Humans, other apes, monkey and tarsiers belong to the group or primates known as Haplorhini, the dry-nosed primates.
Lorises and pottos are arboreal and live in forests in Africa and Asia.They are small, weighing between about 3 ounces and 3 ½ pounds (85 grams and 1 ½ kilograms), with thick woolly fur. Fur comes in different colors and patterns, and is darker on the back than on the belly. Their tails are either short or non-existent.
The huge, forward-facing eyes of a loris or potto are probably its most noticeable feature.
Lorisids have claws on all of their fingers and toes. The claw on the second toe is especially long; a lorisid uses this claw for grooming.
They are nocturnal animals, and are usually solitary.
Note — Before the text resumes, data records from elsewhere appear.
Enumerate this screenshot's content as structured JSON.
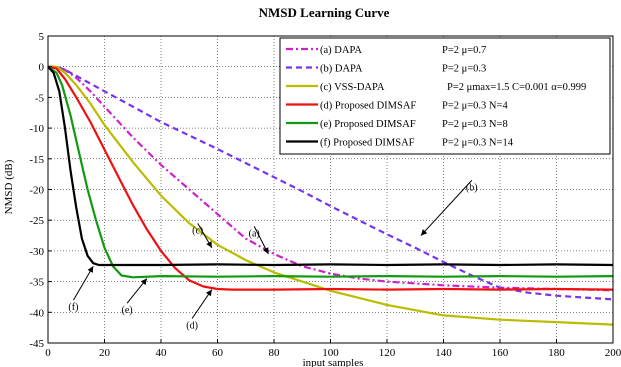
{
  "chart_data": {
    "type": "line",
    "title": "NMSD Learning Curve",
    "xlabel": "input samples",
    "ylabel": "NMSD (dB)",
    "xlim": [
      0,
      200
    ],
    "ylim": [
      -45,
      5
    ],
    "xticks": [
      "0",
      "20",
      "40",
      "60",
      "80",
      "100",
      "120",
      "140",
      "160",
      "180",
      "200"
    ],
    "yticks": [
      "5",
      "0",
      "-5",
      "-10",
      "-15",
      "-20",
      "-25",
      "-30",
      "-35",
      "-40",
      "-45"
    ],
    "grid": true,
    "legend_position": "top-right",
    "series": [
      {
        "label": "(a) DAPA",
        "params": "P=2   μ=0.7",
        "color": "#cc22cc",
        "dash": "dashdot",
        "x": [
          0,
          3,
          6,
          10,
          15,
          20,
          30,
          40,
          50,
          60,
          70,
          80,
          90,
          100,
          110,
          120,
          140,
          160,
          180,
          200
        ],
        "y": [
          0,
          0,
          -0.5,
          -1.8,
          -4,
          -6.5,
          -11.5,
          -16,
          -20,
          -24,
          -28,
          -30.5,
          -32.5,
          -33.7,
          -34.5,
          -35,
          -35.6,
          -36,
          -36.2,
          -36.4
        ]
      },
      {
        "label": "(b) DAPA",
        "params": "P=2   μ=0.3",
        "color": "#7733ee",
        "dash": "dash",
        "x": [
          0,
          3,
          6,
          10,
          20,
          30,
          40,
          50,
          60,
          70,
          80,
          90,
          100,
          110,
          120,
          130,
          140,
          150,
          160,
          170,
          180,
          190,
          200
        ],
        "y": [
          0,
          0,
          -0.5,
          -1.5,
          -4,
          -6.5,
          -9,
          -11.2,
          -13.4,
          -15.7,
          -18,
          -20.3,
          -22.7,
          -25,
          -27.3,
          -29.5,
          -31.8,
          -34,
          -36,
          -36.8,
          -37.3,
          -37.6,
          -37.9
        ]
      },
      {
        "label": "(c) VSS-DAPA",
        "params": "P=2   μmax=1.5  C=0.001  α=0.999",
        "color": "#bbbb00",
        "dash": "solid",
        "x": [
          0,
          3,
          6,
          10,
          15,
          20,
          30,
          40,
          50,
          60,
          70,
          80,
          90,
          100,
          120,
          140,
          160,
          180,
          200
        ],
        "y": [
          0,
          0,
          -1,
          -3,
          -6,
          -9.5,
          -15.5,
          -21,
          -25.5,
          -29,
          -31.5,
          -33.5,
          -35,
          -36.5,
          -38.8,
          -40.5,
          -41.2,
          -41.6,
          -42
        ]
      },
      {
        "label": "(d) Proposed DIMSAF",
        "params": "P=2   μ=0.3  N=4",
        "color": "#ee1111",
        "dash": "solid",
        "x": [
          0,
          3,
          6,
          10,
          15,
          20,
          25,
          30,
          35,
          40,
          45,
          50,
          55,
          60,
          65,
          80,
          100,
          120,
          140,
          160,
          180,
          200
        ],
        "y": [
          0,
          -0.3,
          -2,
          -5,
          -9,
          -13.5,
          -18,
          -22.5,
          -26.5,
          -30,
          -32.8,
          -34.8,
          -35.8,
          -36.2,
          -36.3,
          -36.3,
          -36.2,
          -36.3,
          -36.2,
          -36.3,
          -36.2,
          -36.3
        ]
      },
      {
        "label": "(e) Proposed DIMSAF",
        "params": "P=2   μ=0.3  N=8",
        "color": "#119911",
        "dash": "solid",
        "x": [
          0,
          3,
          5,
          8,
          11,
          14,
          17,
          20,
          23,
          26,
          30,
          40,
          60,
          80,
          100,
          120,
          140,
          160,
          180,
          200
        ],
        "y": [
          0,
          -1,
          -3,
          -8,
          -14,
          -20,
          -25,
          -29.5,
          -32.5,
          -34,
          -34.3,
          -34.1,
          -34.2,
          -34.1,
          -34.2,
          -34.1,
          -34.2,
          -34.1,
          -34.2,
          -34.1
        ]
      },
      {
        "label": "(f) Proposed DIMSAF",
        "params": "P=2   μ=0.3  N=14",
        "color": "#000000",
        "dash": "solid",
        "x": [
          0,
          2,
          4,
          6,
          8,
          10,
          12,
          14,
          16,
          18,
          20,
          40,
          60,
          80,
          100,
          120,
          140,
          160,
          180,
          200
        ],
        "y": [
          0,
          -1,
          -4,
          -10,
          -17,
          -23,
          -28,
          -30.8,
          -32,
          -32.3,
          -32.3,
          -32.3,
          -32.2,
          -32.3,
          -32.2,
          -32.3,
          -32.2,
          -32.3,
          -32.2,
          -32.3
        ]
      }
    ],
    "annotations": [
      {
        "text": "(a)",
        "tx": 73,
        "ty": -26.5,
        "ax": 78,
        "ay": -30.5
      },
      {
        "text": "(b)",
        "tx": 150,
        "ty": -19,
        "ax": 132,
        "ay": -27.5
      },
      {
        "text": "(c)",
        "tx": 53,
        "ty": -26,
        "ax": 58,
        "ay": -29.5
      },
      {
        "text": "(d)",
        "tx": 51,
        "ty": -41.5,
        "ax": 58,
        "ay": -36.3
      },
      {
        "text": "(e)",
        "tx": 28,
        "ty": -39,
        "ax": 35,
        "ay": -34.5
      },
      {
        "text": "(f)",
        "tx": 9,
        "ty": -38.5,
        "ax": 16,
        "ay": -32.5
      }
    ]
  }
}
They communicate by scent marking and by vocalization.
Their diet consists of fruit, tree gum, insects, lizards and eggs.
They move slowly through trees and avoid predators by remaining completely still so they cannot be seen.
Unlike lemurs, pottos and lorises do not jump. They move by walking on all four limbs.
Lorisids are polygamous. Females tend to give birth to one offspring at a time. Young stay with their mothers for about a year.
Because lorisids sleep in trees during the day, hiding with their bodies curled up so that it is hard to see them, they are often burned to death when forests are burned to make room for agriculture.
There are four living genera of Lorisids: The slow lorises (Nycticebus), the slender lorises (Loris), the pottos (Perodictus), and the golden potto or angwantibo (Arctocebus).
Slow lorises live in Southeast Asia, the Philippines and Indonesia. They have dark circles around their huge eyes and white stripes running down their middle of their faces.
Many people think slow lorises are poisonous. The slow loris produces a smelly chemical from a gland inside its elbow. Slow lorises might use this chemical for olfactory communication. People think it is highly toxic, and that when the slow loris licks its elbow, it transfers the toxin to its bite, making the slow loris the world's only venomous mammal. In fact, there have been reports of severe allergic reactions to slow loris bites.
Slow lorises are endangered because of habitat loss and the illegal pet trade. Their giant eyes and teddy bear looks, combined with tiny human-like hands make them extremely desirable as pets. Unfortunately, because of fears that slow lorises are venomous, pet traders often rip out the teeth of these animals so they can't bite anyone.
The slender loris lives in southern India and Sri Lanka. Like the slow loris, the slender loris has dark rings around its eyes and a white stripe around the middle of its face. Slender lorises are endangered because of habitat destruction and because of use in traditional medicine.
Pottos live in central and western Africa. Their diet consists mostly of fruit. The potto is sometimes known as the "softly-softly" because it moves very slowly and quietly.
The golden potto, or angwantibo, lives in western Africa. It mostly eats insects.
Although pottos and golden pottos are not considered endangered, they are both affected by habitat loss.